Sembra che il tempo porti con sé una sorta di coperta grigia, che lascia cadere sopra tutto quello che non muta al suo ritmo, una patina grigia e maleodorante. Diverse tecniche sono state tentate nei secoli per sfidare il degrado. I giorni, però hanno proseguito la loro inclemente cavalcata, concedendo a noi di potere talvolta ammirare solo le ombre del genio passato. Se è vero che non è possibile porre un freno al tempo e alla sua azione, da alcuni anni un gruppo costituito da scienziati, storici e restauratori, ha trovato un modo per ridare luce alle opere d’arte antiche. I primitivi sistemi di pulitura meccanica per le opere d’arte lasciavano spesso un segno, come una cicatrice che ricorda il male subito. Dal 1970 sono iniziati i primi tentativi più delicati di utilizzare enzimi in grado di sciogliere sostanze a base lipidica e rapidamente si è arrivati a stilare dei protocolli di lavoro, estremamente dettagliati, per il restauro e la preservazione delle opere. Durante il prosieguo di questi studi, un gruppo di geniali microbiologi ha tentato il coinvolgimento diretto di alcuni ceppi batterici sfruttando le loro capacità di produrre sostanze utili allo scopo.



È stato immediatamente affrontato il problema della contaminazione dovuto all’utilizzo di colonie in ambiente ma sono stati sviluppati sistemi per il controllo e confinamento dei batteri. Recentemente sono state così bio-ripulite parti di uno degli affreschi del Camposanto Monumentale di Pisa utilizzando lo Pseudomonas stutzeri in grado di sciogliere la colla che era stata usata per proteggere l’opera, ma che nel tempo si era intrecciata con i pigmenti e rischiava di danneggiare per sempre le immagini. Il ceppo usato ha assolto al suo compito in tempi rapidi, riducendo al minimo il rischio d’alterazione per la raffigurazione. L’operazione è stata eseguita su diverse zone dell’affresco, mantenendo i batteri sulla superficie per un periodo di 10-12 ore. Lo Pseudomonas degrada la maggior parte della sostanza organica e, per la rimozione dei residui, sono state utilizzate altre proteine enzimatiche. Finito il trattamento, i batteri applicati sono stati rimossi dalla superficie, per evitare che potessero intaccare l’affresco. Questo metodo, oltre ad essere innovativo ed efficiente, si è rivelato anche economico, quindi applicabile per la biopulitura di superfici più estese. 



Altri protagonisti nel campo del bio-restauro sono due batteri del genere Desulfovibrio, D. desulfuricans e D. vulgaris: la loro azione evita che il carbonato di calcio passi a solfato di calcio che forma patine scure che, come artigli di spettri, si attaccano al marmo di loggioni, monumenti e sculture offuscandone la candida lucentezza. Sono causate dall’esposizione a vento, pioggia e polveri ricche di zolfo e anidride solforosa dovute agli scarichi di automobili e industrie. I Desulfovibrio hanno una preferenza per i composti a base di zolfo e li rimuovono, arricchendo lo strato di marmo con nuovo carbonato di calcio, replicando il processo, che in acqua e nei sedimenti marini avviene continuamente: la precipitazione di nuovo carbonato di calcio.

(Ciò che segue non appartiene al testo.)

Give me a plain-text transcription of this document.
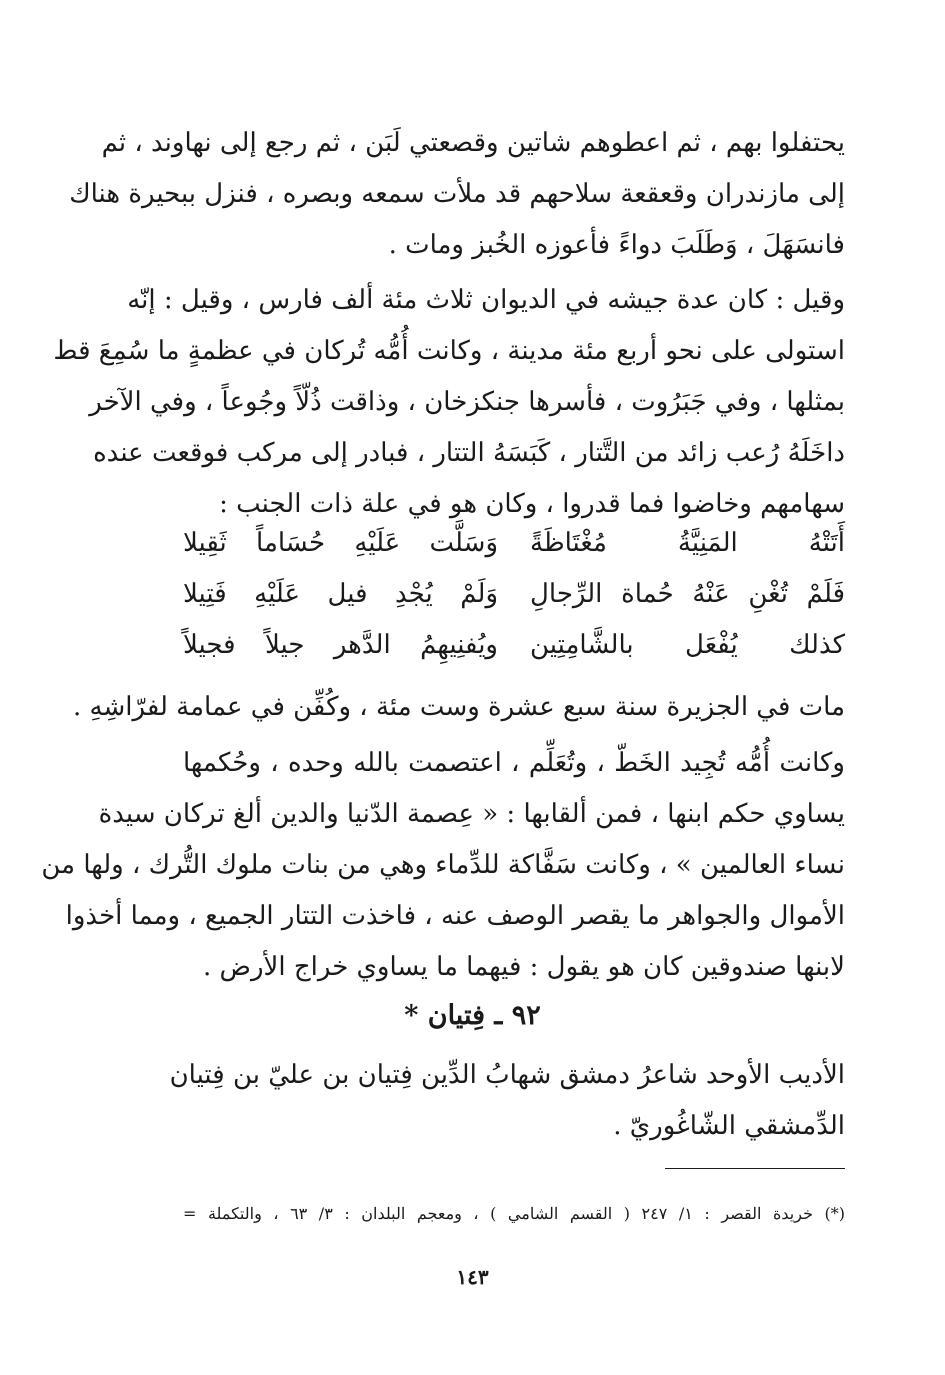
يحتفلوا بهم ، ثم اعطوهم شاتين وقصعتي لَبَن ، ثم رجع إلى نهاوند ، ثم
إلى مازندران وقعقعة سلاحهم قد ملأت سمعه وبصره ، فنزل ببحيرة هناك
فانسَهَلَ ، وَطَلَبَ دواءً فأعوزه الخُبز ومات .
وقيل : كان عدة جيشه في الديوان ثلاث مئة ألف فارس ، وقيل : إنّه
استولى على نحو أربع مئة مدينة ، وكانت أُمُّه تُركان في عظمةٍ ما سُمِعَ قط
بمثلها ، وفي جَبَرُوت ، فأسرها جنكزخان ، وذاقت ذُلّاً وجُوعاً ، وفي الآخر
داخَلَهُ رُعب زائد من التَّتار ، كَبَسَهُ التتار ، فبادر إلى مركب فوقعت عنده
سهامهم وخاضوا فما قدروا ، وكان هو في علة ذات الجنب :
أَتَتْهُ المَنِيَّةُ مُغْتَاظَةً
وَسَلَّت عَلَيْهِ حُسَاماً ثَقِيلا
فَلَمْ تُغْنِ عَنْهُ حُماة الرِّجالِ
وَلَمْ يُجْدِ فيل عَلَيْهِ فَتِيلا
كذلك يُفْعَل بالشَّامِتِين
ويُفنِيهِمُ الدَّهر جيلاً فجيلاً
مات في الجزيرة سنة سبع عشرة وست مئة ، وكُفِّن في عمامة لفرّاشِهِ .
وكانت أُمُّه تُجِيد الخَطّ ، وتُعَلِّم ، اعتصمت بالله وحده ، وحُكمها
يساوي حكم ابنها ، فمن ألقابها : « عِصمة الدّنيا والدين ألغ تركان سيدة
نساء العالمين » ، وكانت سَفَّاكة للدِّماء وهي من بنات ملوك التُّرك ، ولها من
الأموال والجواهر ما يقصر الوصف عنه ، فاخذت التتار الجميع ، ومما أخذوا
لابنها صندوقين كان هو يقول : فيهما ما يساوي خراج الأرض .
٩٢ ـ فِتيان *
الأديب الأوحد شاعرُ دمشق شهابُ الدِّين فِتيان بن عليّ بن فِتيان
الدِّمشقي الشّاغُوريّ .
(*) خريدة القصر : ١/ ٢٤٧ ( القسم الشامي ) ، ومعجم البلدان : ٣/ ٦٣ ، والتكملة =
١٤٣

Una delle imprese più importanti che ha visto in azione questi batteri è stato un intervento di pulitura della base della Pietà Rondanini, che sembrava irrimediabilmente compromessa. Grazie al coraggio dei curatori e all’utilizzo delle tecniche di biopulitura, la Pietà Rondanini è risorta, proprio come suggerisce il messaggio intrinseco nella scultura. Viene scritto, quindi, un nuovo capitolo della storia del restauro che lega natura e arte. Se è vero, come intuisce Dostoevskij, che sarà la bellezza a salvare il mondo, siamo fortunati ad aver trovato un modo per preservare alcune tra le maggiori espressioni della bellezza, grazie all’aiuto del più improbabile artigiano nella bottega della storia.